An Overview of the Use of Chatbots in Medical and Healthcare Education
Using a combination of data-driven natural language processing with knowledge-driven diagnostics, this chatbot interviews the patient, understands their chief complaints, and submits reports to physicians for further analysis [43]. Similarly, Sense.ly (Sense.ly, Inc) acts as a web-based nurse to assist in monitoring appointments, managing patients’ conditions, and suggesting therapies. Another chatbot that reduces the burden on clinicians and decreases wait time is Careskore (CareShore, Inc), which tracks vitals and anticipates the need for hospital admissions [42]. Chatbots have also been proposed to autonomize patient encounters through several advanced eHealth services. In addition to collecting data and providing bookings, Health OnLine Medical Suggestions or HOLMES (Wipro, Inc) interacts with patients to support diagnosis, choose the proper treatment pathway, and provide prevention check-ups [44]. Although the use of chatbots in health care and cancer therapy has the potential to enhance clinician efficiency, reimbursement codes for practitioners are still lacking before universal implementation.
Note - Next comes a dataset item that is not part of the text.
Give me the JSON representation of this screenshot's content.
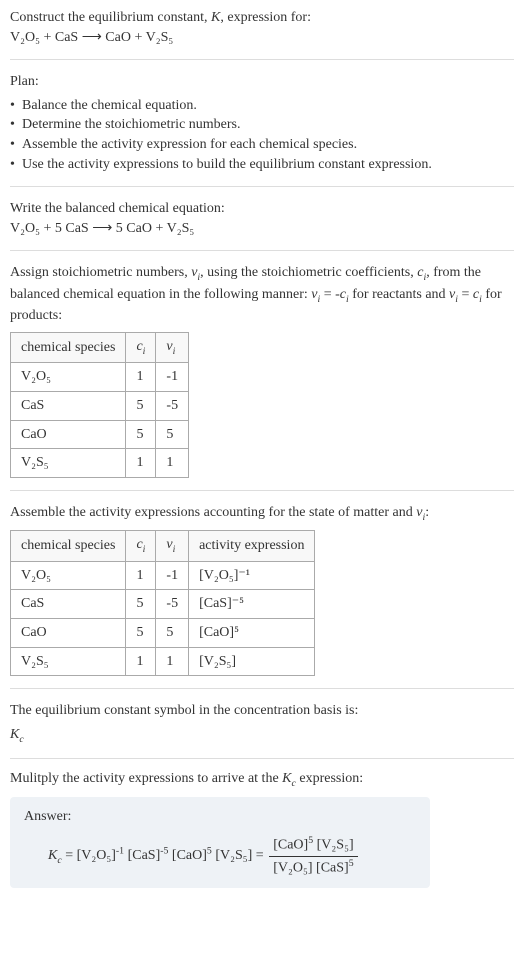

- Electronic health records have improved data availability but also increased the complexity of the clinical workflow, contributing to ineffective treatment plans and uninformed management [86].
- Contact to the chatbot is spread through a user’s social graph without leaving the messaging app the chatbot lives in, which provides and guarantees the user’s identity.
- If you want your company to benefit financially from AI solutions, knowing the main chatbot use cases in healthcare is the key.
- Chatbot is a timely topic applied in various fields, including medicine and health care, for human-like knowledge transfer and communication.